Pour égaler la production de 25 milliards de kWh des cinq centrales suisses, il faudrait disposer de 220 kilomètres carrés de panneaux solaires (l’équivalent du canton de Neuchâtel) ou de 180 000 wagons remplis de charbon.
L’efficacité du processus de fission
La fission d’un noyau d’uranium 235 libère environ 200 millions d’électronvolts. Cette énergie, multipliée par les milliards de fissions qui se produisent chaque seconde dans le réacteur, génère une puissance thermique considérable.
La réaction en chaîne amplifie naturellement le phénomène. Chaque fission libère 2 ou 3 neutrons qui provoquent à leur tour d’autres fissions. Le réacteur contrôle cette réaction grâce à des barres de contrôle en bore qui absorbent l’excès de neutrons.

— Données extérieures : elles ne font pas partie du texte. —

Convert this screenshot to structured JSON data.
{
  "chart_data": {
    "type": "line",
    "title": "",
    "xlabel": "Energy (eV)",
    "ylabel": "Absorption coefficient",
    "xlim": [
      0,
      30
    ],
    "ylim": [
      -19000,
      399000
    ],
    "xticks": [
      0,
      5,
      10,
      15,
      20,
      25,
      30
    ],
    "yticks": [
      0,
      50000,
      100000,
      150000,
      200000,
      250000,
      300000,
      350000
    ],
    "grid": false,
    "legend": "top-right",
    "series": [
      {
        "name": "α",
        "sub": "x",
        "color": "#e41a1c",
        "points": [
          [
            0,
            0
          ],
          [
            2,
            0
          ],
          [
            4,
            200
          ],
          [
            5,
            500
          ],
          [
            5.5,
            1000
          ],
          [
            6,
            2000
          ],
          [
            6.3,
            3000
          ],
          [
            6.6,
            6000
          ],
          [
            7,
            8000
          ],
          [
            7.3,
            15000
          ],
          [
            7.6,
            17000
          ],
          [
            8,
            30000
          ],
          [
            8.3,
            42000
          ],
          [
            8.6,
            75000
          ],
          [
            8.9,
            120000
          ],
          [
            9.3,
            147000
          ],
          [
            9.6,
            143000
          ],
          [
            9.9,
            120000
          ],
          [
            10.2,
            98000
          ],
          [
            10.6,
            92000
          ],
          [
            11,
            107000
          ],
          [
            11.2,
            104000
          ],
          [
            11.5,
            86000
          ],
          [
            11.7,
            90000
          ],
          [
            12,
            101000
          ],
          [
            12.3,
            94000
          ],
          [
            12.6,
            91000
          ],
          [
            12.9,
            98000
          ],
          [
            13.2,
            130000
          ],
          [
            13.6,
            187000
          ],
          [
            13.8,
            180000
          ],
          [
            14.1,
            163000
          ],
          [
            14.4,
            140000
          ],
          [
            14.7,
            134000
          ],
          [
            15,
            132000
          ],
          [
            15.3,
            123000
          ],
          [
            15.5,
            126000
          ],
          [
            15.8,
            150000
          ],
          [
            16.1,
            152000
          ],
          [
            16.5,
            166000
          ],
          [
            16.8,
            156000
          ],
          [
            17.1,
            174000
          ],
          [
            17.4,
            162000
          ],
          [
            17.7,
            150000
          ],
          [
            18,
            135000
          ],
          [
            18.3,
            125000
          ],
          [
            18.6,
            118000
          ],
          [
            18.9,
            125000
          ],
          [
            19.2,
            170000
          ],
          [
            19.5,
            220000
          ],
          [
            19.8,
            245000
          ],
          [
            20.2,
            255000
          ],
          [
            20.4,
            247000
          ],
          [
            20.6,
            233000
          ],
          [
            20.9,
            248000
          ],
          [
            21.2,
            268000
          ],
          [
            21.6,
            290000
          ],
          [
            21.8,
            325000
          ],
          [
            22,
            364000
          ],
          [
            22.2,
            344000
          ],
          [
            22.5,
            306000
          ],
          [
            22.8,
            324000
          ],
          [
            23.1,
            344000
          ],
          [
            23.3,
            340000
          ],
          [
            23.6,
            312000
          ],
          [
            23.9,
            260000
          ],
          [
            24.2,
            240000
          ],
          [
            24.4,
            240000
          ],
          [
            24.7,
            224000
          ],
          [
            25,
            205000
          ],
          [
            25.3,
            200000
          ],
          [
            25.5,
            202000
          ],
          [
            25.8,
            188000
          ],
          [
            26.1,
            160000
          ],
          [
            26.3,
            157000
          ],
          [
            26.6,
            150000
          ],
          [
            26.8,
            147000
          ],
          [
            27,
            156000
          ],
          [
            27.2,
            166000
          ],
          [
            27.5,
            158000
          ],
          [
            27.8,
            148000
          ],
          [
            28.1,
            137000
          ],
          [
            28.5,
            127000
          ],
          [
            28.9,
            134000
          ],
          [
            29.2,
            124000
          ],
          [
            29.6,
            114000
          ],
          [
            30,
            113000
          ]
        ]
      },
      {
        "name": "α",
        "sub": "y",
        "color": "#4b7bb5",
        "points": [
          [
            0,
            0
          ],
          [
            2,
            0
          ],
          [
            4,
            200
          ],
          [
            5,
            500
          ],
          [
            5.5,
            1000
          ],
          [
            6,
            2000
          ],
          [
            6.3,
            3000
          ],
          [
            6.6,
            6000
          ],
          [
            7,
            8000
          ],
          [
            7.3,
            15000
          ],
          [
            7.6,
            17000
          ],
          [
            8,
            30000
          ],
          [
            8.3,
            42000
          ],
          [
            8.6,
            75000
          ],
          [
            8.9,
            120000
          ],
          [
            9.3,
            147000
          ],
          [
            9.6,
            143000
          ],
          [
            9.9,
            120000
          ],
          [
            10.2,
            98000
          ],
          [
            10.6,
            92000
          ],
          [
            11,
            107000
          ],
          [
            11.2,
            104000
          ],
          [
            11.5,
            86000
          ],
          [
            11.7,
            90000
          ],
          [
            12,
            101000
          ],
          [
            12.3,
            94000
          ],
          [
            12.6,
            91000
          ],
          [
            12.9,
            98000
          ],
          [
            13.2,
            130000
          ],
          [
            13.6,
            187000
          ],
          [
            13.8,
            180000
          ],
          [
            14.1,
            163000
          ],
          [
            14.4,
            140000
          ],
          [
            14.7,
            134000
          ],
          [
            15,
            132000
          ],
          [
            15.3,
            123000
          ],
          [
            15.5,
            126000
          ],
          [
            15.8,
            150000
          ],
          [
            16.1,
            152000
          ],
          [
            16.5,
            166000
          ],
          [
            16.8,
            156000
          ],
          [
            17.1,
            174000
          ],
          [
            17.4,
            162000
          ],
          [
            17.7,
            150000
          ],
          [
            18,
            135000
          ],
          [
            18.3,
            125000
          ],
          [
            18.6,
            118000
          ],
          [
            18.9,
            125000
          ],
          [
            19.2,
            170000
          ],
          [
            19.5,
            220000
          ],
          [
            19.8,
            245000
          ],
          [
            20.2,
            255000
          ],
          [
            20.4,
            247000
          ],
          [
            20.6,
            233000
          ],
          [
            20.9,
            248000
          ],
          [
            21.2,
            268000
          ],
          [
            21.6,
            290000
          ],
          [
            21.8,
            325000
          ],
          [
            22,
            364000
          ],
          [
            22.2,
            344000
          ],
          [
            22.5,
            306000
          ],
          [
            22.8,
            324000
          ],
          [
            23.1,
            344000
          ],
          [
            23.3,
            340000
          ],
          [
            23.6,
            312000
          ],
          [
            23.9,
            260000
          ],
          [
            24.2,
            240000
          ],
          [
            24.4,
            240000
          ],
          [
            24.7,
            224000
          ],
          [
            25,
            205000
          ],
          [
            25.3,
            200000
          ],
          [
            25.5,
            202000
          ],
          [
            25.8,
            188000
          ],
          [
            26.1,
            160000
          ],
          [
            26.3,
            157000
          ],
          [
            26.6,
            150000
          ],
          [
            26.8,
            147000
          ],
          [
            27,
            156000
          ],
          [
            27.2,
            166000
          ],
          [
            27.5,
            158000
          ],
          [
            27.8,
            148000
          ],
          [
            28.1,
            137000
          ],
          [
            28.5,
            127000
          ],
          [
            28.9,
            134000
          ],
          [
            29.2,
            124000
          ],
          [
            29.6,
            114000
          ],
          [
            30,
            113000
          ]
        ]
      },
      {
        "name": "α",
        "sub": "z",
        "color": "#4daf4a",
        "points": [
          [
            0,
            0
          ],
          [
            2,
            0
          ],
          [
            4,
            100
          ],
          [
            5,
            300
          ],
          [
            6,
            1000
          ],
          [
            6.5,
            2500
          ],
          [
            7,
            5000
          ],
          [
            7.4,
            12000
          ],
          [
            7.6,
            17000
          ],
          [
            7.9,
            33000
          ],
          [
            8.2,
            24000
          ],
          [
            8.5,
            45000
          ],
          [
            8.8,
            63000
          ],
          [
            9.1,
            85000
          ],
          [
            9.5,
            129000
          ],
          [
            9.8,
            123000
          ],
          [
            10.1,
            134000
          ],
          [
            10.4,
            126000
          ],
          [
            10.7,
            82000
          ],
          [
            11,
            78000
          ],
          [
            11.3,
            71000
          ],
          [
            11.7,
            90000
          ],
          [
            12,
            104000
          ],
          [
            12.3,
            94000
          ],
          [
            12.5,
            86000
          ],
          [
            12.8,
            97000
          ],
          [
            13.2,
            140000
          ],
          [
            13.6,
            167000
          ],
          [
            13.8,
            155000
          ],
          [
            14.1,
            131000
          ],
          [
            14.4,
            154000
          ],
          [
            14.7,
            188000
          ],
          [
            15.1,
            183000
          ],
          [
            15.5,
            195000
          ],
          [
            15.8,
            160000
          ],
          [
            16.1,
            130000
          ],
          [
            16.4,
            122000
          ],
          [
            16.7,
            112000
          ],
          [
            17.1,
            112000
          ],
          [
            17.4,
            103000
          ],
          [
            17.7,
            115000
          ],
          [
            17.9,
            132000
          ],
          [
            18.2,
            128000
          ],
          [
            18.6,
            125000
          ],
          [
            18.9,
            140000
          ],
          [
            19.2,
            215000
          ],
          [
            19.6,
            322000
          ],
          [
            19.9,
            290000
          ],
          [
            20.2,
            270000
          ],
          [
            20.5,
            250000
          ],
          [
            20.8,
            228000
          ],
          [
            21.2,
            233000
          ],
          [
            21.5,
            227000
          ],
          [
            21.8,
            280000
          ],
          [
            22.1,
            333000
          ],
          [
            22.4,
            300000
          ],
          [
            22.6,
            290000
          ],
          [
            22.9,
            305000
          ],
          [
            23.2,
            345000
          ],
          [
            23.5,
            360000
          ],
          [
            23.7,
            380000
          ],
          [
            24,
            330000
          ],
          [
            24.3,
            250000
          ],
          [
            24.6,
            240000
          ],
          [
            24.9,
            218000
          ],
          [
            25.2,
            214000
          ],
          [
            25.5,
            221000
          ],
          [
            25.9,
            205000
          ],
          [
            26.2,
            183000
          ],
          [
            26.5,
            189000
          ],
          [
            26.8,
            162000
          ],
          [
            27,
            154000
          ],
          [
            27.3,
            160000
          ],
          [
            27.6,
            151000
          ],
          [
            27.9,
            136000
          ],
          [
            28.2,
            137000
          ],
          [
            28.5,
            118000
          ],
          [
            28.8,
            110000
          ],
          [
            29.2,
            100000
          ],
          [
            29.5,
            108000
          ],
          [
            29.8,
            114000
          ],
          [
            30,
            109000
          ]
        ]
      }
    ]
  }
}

Le rendement global d’une centrale nucléaire atteint 33%, ce qui signifie qu’un tiers de l’énergie thermique produite se transforme en électricité. Les deux tiers restants partent en chaleur résiduelle, évacuée par les tours de refroidissement. Malgré cette limite thermodynamique commune à toutes les centrales thermiques, l’uranium reste la source d’énergie la plus concentrée disponible aujourd’hui.
Les 20 tonnes d’uranium enrichi consommées annuellement par un réacteur de 1000 MW produisent environ 7 milliards de kWh d’électricité. Cette performance repose entièrement sur la capacité de l’uranium 235 à libérer, par sa fission, une quantité d’énergie sans commune mesure avec toute combustion chimique classique.